My biggest mistake when making this the first time was over proofing my dough. However, I got more of an oversized ciabatta like bread by neglecting this dough.

Sources

Taken from Joshua Weissman.

Ingredients

  • 174g water

  • 125g whole milk (I use almond milk)

  • 9g yeast (1 packet)

  • 440g bread flour

  • 8g fine sea salt

  • 21g granulated sugar

  • 42g unsalted butter softened, cut into 3 even(ish) pieces

Directions

  • Mix Water, milk and warm to (98F/37C). Mix in yeast and let bloom for 10 minutes.

  • Combine bread flour, salt, sugar.

  • Add flour mix to mixer, on low speed slowly pour in yeast mixture from step 1.

  • Once fully combined, let mix for 2-3 minutes until the dough looks smooth.

  • Mix in the butter 1 piece at a time.

  • Shape into a ball, place in a greased bowl with a damp towel on top. Let rise for 1-1.5 hours or until doubled.

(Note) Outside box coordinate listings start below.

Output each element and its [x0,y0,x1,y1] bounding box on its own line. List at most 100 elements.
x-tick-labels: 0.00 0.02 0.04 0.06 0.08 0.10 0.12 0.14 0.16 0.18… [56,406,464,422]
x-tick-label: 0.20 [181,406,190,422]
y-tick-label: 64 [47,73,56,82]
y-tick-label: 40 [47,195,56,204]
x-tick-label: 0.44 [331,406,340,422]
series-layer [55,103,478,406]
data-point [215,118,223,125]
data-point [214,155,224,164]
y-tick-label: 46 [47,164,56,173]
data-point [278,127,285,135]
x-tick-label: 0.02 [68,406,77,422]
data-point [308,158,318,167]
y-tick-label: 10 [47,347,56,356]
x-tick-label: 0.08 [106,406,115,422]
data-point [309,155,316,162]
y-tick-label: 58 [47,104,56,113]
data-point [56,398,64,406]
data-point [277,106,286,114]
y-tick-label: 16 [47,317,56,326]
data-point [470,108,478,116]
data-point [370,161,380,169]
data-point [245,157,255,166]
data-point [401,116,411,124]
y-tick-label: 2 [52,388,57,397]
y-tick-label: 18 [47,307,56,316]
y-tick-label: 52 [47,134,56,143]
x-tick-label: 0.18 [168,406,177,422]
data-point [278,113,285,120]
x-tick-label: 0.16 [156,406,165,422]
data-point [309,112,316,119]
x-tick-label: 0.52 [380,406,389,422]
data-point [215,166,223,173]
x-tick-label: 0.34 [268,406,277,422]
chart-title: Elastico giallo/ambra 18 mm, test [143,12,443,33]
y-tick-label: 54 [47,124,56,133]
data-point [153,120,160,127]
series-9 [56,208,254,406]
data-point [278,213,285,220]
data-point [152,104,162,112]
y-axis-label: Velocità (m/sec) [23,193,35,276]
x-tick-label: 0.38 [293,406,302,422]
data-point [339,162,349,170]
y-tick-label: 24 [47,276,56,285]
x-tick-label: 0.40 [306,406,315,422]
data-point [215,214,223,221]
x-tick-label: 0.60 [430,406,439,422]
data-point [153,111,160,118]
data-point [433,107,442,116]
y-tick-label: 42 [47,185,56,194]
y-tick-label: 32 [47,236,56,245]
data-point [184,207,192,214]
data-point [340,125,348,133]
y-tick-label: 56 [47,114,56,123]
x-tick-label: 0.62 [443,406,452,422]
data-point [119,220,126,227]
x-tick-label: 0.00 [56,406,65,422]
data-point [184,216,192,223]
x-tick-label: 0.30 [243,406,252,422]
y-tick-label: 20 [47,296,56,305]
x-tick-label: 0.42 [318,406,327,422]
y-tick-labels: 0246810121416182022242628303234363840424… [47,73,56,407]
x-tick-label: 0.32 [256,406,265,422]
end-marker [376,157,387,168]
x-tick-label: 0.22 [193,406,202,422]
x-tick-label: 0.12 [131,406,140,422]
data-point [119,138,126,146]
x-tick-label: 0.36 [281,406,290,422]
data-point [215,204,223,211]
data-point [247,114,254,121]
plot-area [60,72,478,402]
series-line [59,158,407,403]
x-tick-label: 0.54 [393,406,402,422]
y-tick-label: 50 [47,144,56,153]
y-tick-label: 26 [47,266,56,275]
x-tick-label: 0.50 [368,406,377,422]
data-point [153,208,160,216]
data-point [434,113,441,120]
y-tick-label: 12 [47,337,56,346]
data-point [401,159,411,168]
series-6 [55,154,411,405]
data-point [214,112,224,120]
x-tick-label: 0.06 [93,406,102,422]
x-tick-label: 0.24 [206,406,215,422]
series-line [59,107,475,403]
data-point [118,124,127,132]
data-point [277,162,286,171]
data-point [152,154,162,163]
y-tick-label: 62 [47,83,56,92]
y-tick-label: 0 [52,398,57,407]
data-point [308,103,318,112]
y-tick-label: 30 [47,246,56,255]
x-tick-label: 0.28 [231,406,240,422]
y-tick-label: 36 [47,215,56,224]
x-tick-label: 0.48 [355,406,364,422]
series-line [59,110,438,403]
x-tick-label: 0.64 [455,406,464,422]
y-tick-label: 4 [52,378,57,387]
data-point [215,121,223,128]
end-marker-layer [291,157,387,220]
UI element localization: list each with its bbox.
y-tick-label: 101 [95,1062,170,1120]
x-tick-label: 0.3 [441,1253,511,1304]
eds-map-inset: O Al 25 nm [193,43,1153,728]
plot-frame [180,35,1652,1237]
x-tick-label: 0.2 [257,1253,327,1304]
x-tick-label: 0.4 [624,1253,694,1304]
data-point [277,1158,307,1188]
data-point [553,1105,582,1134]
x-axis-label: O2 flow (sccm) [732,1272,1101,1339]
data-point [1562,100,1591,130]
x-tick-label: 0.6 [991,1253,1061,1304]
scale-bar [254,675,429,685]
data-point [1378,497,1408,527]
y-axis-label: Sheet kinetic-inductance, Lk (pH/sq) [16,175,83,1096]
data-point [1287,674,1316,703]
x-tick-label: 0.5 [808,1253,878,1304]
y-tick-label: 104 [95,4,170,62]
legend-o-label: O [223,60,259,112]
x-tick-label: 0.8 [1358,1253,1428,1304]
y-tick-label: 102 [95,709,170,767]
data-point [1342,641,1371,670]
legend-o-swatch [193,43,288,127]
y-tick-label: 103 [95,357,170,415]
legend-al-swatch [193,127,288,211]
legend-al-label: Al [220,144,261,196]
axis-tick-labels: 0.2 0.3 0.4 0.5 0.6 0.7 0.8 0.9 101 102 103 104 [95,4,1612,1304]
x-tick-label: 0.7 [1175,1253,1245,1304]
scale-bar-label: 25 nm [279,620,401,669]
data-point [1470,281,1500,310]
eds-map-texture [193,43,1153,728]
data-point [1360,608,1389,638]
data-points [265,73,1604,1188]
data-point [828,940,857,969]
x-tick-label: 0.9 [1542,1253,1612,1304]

  • Grease a loaf pan with butter. Deflate the dough.

  • Roll dough on lightly floured surface, roughly 1/2 inch thick and the width of your load pan.

  • Tightly roll into a tube and place in a covered loaf plan. Let rise for 45-60 minutes of util doubled.

  • Place in a 350F degree oven for 35-40 minutes until golden brown.

  • Remove from bread pan and let cool completely on a wire rack.